Bolton Citizens Advice Bureau has become so busy that the management board has banned staff from taking on new work so they can deal with their backlog of 1,500 active cases. The service has been suspended since last Monday. Service chiefs have warned that the situation will be much worse if funding cuts force it to axe 30 of its 50 staff.

Some 1,073 people asked for help from Bolton Citizens Advice Bureau in January, an average of 87 people per day. The figure has soared since last year, when the service saw 776 people in January, an average of 64 per day.

Bolton West MP Julie Hilling has raised the service’s plight in the House of Commons, warning that it made no sense to make “savage cuts”

to their already overstretched budget. She said: “Ministers should be supporting Bolton CAB and other similar services instead of slashing their funding and expecting them to do more with less.”

The centre runs a drop-in session from its Mawdsley Street base three days per week, giving people free advice about debt, benefits, housing, employment, immigration and community care.

It is estimated that the service saves the taxpayer £7 for every £1 spent on wages by helping to keep costly legal cases out of court.

Now Bolton CAB bosses fear that they will become even more overloaded if the Government’s Legal Aid Reform Bill becomes law.

Two thirds of the service’s annual budget, about £700,000, comes from the Government’s Legal Services Commission — money that will be cut if the bill is passed.

Barry Lyon, who has chaired the service for 20 years, said: “What the Government wants to do is barking mad.
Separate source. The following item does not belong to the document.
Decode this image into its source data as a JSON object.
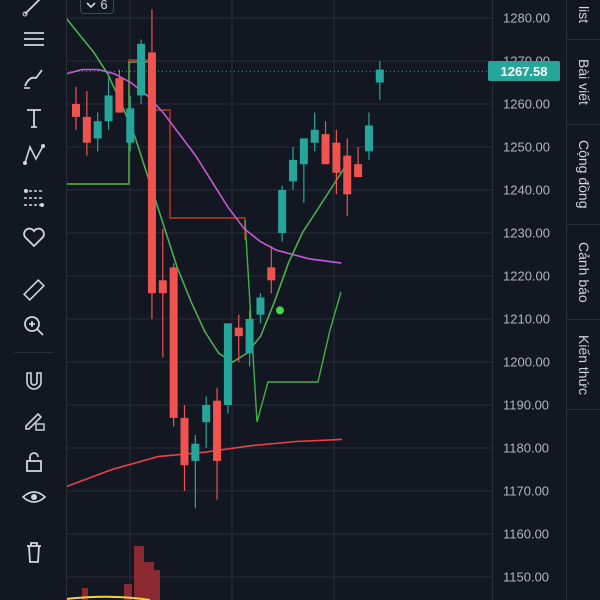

It’s absolutely crazy. We know it is going to happen because no one has provided an alternative.

We don’t even advertise our drop-in sessions — people hear about them through word of mouth. We suspended the sessions for two or three weeks reluctantly but this is a frightening glimpse into what could be the norm in a year. The most vulnerable people will lose out.”

A Ministry of Justice spokesman said that the Government could no longer afford to spend £2.1 billion per year on one of the world’s most expensive legal aid systems.